Vor einer Woche verkündete BILD exklusiv, wie schlecht es um die Löwen bestellt ist. Seither wurde nach einer Lösung gesucht, wie man den Absturz noch verhindern könnte. Von Dienstag auf Mittwoch diskutierten und stritten die Anwälte auf beiden Seiten remote bis morgens um drei Uhr. Bis Mittwoch, 14.30 Uhr, wurden rund 150 E-Mails hin- und hergeschickt. Auf beiden Seiten waren nach BILD-Informationen auch Insolvenzrechtsexperten vor Ort.

Am Ende steht nun fest: Die einst so stolzen Löwen sind wieder im Amateurbereich gelandet. Und jetzt geht das Zittern weiter: Denn noch ist überhaupt nicht klar, ob Ismaik das benötigte Geld für die Regionalliga (rund 1 Million) bereitstellt. Bleibt auch das aus, droht die Insolvenz. Was erwartet die Löwen nun? Statt Düsseldorf, Saarbrücken oder Rostock geht es über die Dörfer in Bayern (Buchbach, Vilzing, Aubstadt). Wenigstens gibt’s wieder ein Derby – allerdings nur gegen den FC Bayern II.

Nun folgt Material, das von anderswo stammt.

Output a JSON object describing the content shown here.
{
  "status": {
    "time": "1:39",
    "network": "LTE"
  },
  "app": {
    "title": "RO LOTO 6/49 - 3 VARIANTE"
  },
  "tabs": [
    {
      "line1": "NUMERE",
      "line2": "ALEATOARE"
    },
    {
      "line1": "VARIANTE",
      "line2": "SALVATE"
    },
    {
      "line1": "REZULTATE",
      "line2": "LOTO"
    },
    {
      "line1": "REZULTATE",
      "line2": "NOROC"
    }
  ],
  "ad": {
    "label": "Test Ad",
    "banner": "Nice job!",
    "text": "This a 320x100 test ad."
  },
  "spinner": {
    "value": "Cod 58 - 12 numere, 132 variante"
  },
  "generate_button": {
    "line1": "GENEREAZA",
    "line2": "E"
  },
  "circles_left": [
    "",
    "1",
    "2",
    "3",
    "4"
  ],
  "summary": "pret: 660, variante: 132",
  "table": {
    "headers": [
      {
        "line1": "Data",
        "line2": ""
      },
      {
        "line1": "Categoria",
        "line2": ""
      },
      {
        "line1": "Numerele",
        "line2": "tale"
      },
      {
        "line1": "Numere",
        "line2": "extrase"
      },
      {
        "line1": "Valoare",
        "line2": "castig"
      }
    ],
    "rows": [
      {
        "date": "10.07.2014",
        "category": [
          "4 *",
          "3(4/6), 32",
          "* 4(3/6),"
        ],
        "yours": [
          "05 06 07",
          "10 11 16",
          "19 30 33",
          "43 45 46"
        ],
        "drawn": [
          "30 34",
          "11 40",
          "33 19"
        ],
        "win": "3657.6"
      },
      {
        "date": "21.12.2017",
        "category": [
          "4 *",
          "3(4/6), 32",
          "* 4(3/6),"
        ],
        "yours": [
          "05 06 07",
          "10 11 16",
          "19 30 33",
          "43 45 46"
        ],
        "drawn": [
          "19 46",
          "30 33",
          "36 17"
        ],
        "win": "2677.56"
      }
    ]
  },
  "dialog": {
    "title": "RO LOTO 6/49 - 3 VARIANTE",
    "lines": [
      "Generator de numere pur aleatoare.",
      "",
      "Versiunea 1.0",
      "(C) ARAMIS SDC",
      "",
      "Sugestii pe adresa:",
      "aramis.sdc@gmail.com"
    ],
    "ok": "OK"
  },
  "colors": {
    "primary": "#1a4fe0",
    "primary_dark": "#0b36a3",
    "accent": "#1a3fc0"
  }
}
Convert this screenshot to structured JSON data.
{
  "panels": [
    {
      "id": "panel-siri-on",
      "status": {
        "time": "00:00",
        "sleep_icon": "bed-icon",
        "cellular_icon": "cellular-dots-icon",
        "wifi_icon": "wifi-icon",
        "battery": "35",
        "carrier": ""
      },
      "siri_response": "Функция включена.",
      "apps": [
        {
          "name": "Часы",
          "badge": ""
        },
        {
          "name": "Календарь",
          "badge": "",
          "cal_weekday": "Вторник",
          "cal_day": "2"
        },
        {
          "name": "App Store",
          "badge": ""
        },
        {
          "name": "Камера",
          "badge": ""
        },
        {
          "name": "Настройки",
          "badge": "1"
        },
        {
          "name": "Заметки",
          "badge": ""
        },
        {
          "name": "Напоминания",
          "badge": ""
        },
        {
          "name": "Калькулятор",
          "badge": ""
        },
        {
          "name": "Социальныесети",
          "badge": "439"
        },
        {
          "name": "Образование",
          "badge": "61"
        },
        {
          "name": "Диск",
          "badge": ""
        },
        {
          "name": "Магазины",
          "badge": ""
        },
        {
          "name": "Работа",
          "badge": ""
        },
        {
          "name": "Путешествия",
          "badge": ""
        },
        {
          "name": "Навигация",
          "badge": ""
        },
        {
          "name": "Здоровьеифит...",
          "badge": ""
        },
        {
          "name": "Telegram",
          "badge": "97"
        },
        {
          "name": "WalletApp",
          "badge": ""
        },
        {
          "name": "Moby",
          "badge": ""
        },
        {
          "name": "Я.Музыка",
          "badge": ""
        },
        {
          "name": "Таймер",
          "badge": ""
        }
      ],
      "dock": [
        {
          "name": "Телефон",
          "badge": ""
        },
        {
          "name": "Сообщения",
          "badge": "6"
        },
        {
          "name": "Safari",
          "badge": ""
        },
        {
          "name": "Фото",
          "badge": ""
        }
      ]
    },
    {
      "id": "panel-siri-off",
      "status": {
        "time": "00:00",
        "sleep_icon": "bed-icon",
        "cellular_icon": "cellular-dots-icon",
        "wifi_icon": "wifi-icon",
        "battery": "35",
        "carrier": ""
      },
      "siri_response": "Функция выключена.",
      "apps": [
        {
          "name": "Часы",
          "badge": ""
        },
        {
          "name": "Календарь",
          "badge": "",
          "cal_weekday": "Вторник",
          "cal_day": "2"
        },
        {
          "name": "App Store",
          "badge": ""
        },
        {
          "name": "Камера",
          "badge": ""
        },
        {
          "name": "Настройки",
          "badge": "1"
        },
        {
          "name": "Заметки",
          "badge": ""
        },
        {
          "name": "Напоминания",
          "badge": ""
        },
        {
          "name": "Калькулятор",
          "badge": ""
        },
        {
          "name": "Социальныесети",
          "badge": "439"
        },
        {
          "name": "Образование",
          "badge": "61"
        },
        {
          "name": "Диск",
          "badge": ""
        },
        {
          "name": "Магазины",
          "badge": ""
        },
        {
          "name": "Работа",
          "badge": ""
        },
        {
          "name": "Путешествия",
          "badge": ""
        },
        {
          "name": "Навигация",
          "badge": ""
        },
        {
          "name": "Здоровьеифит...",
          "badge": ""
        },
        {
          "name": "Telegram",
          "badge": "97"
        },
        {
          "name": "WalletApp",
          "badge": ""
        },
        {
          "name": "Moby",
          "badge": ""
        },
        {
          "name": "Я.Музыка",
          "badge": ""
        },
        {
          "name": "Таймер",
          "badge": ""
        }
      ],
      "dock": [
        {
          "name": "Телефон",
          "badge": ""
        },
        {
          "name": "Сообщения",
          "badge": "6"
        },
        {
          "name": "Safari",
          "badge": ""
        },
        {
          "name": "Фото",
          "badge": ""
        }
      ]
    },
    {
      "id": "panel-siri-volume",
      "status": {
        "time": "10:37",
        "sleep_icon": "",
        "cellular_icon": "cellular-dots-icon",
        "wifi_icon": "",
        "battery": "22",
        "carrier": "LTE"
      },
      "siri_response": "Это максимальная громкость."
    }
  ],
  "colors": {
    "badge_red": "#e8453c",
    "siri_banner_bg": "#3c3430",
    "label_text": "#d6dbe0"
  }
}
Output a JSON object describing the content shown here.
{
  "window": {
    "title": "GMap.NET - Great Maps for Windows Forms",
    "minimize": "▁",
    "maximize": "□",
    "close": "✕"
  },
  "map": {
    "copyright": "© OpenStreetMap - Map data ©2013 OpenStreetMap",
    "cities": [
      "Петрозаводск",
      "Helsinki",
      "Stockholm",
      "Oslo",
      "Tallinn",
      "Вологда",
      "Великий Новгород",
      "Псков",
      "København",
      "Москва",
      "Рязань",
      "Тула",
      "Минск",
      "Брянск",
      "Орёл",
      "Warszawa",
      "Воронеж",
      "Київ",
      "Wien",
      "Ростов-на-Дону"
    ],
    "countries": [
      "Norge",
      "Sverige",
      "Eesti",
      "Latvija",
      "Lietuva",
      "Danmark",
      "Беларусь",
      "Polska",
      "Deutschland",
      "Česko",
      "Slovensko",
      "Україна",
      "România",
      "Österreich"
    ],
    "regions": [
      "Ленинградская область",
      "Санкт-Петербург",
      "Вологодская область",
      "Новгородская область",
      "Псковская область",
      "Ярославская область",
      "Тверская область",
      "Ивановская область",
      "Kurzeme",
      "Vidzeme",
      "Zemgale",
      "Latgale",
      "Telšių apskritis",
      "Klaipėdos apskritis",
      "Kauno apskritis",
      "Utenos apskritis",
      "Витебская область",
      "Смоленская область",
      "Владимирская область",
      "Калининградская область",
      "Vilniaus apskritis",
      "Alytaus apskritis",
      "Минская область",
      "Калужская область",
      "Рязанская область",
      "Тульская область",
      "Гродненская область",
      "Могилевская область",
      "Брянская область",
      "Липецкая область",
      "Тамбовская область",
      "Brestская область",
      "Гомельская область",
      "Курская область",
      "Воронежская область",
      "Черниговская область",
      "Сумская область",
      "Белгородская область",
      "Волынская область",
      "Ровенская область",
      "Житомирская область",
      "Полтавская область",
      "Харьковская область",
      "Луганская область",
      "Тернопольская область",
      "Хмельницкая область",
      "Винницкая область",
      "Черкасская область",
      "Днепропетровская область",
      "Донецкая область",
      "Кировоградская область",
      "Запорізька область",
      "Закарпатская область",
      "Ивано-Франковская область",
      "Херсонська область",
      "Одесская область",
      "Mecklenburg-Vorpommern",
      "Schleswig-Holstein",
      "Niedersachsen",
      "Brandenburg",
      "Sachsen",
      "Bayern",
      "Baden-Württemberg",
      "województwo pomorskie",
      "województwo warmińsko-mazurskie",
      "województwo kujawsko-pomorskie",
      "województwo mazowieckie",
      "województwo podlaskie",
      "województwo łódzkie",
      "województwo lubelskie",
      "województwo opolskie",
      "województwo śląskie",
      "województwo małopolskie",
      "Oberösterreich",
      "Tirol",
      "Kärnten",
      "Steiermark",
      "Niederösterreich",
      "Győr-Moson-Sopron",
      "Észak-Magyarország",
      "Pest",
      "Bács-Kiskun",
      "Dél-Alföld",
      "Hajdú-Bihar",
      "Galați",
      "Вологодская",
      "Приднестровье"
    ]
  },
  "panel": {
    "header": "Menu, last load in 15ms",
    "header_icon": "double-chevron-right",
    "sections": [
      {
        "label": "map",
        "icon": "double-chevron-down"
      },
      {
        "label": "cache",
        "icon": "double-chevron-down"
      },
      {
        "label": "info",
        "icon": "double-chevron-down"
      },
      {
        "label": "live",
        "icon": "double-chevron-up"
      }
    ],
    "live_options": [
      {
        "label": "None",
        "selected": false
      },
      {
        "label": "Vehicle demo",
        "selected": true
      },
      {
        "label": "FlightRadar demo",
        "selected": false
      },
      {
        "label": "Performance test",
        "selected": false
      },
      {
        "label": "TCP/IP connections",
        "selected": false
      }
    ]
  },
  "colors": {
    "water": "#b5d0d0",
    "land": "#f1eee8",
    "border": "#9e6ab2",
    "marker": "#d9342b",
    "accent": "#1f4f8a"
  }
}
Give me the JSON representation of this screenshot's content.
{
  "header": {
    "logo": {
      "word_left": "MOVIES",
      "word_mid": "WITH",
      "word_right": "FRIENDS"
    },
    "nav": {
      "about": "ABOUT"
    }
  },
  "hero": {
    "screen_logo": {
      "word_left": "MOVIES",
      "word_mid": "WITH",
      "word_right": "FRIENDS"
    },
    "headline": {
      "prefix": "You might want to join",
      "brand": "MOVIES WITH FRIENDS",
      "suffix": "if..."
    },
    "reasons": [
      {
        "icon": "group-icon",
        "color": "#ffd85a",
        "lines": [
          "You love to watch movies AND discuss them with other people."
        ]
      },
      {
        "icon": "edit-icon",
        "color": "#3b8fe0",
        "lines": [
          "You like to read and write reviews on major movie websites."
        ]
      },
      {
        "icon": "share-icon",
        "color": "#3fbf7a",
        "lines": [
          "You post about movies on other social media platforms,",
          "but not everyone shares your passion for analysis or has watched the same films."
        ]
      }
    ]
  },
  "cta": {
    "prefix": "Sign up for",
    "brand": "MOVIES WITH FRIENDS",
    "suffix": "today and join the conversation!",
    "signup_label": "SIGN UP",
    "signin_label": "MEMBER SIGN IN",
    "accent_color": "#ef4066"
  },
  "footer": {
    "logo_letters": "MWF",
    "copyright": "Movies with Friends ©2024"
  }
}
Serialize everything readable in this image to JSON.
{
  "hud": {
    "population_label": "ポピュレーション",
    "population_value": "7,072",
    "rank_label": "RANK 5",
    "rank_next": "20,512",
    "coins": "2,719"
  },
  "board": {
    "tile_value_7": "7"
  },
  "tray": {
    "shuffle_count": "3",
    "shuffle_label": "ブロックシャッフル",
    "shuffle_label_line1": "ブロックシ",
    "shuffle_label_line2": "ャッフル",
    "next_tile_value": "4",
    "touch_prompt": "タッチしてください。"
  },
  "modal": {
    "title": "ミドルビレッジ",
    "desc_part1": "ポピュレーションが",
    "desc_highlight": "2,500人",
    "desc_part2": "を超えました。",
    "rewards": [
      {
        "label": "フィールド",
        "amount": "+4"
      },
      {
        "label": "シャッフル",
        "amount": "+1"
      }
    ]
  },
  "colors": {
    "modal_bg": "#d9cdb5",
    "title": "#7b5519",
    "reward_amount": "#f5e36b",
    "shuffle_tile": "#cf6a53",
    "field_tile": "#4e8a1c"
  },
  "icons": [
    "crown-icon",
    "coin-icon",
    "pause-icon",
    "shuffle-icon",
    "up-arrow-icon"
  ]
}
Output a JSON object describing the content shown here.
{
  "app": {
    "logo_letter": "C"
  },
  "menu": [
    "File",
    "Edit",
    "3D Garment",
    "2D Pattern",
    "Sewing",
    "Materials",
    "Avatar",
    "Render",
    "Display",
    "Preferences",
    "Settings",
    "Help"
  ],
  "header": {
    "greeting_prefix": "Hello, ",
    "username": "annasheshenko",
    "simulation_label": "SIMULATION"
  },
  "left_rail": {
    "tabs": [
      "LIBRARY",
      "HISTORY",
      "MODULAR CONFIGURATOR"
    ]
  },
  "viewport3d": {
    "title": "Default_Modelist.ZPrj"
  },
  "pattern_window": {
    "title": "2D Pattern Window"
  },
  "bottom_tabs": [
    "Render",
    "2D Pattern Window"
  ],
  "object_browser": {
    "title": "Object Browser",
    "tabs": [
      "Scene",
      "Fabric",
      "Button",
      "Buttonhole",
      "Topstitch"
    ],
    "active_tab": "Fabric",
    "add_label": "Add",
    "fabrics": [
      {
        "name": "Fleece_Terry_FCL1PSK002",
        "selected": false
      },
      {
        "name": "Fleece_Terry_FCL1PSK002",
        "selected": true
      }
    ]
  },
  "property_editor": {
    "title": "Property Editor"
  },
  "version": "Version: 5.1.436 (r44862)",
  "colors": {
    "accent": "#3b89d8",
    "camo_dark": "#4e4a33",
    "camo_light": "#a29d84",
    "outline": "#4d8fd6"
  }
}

Größte Hoffnung des Vereins: Dass endlich ein Käufer für die Anteile von Ismaik gefunden wird. Seit rund einem Jahr versucht er, seine 60 Prozent (49 davon stimmberechtigt) loszuwerden – bisher sind alle Verhandlungen geplatzt. Im Juli 2025 war man bereits beim Notar, doch im Nachgang zahlte ‚Geschäftsmann aus der Schweiz‘ nicht. Zuletzt lag der Preis bei rund 20 Millionen Euro. Diese Summe wird in der 4. Liga nicht mehr zu halten sein. Auch Ex-Nationalspieler und bekennender Löwen-Fan, Thomas Hitzlsperger (44) bekundete zuletzt im BR, Interesse, doch stellte fest: „Dass es bei Sechzig, so wie sie aktuell dastehen, nicht auf allen Ebenen ein Miteinander ist, dass es sehr, sehr kompliziert ist. Das Interesse ist da, das muss aber auch insgesamt passen, momentan ruht es erstmal. Schauen wir, wie es weitergeht.“

Sportlich im Amateurbereich …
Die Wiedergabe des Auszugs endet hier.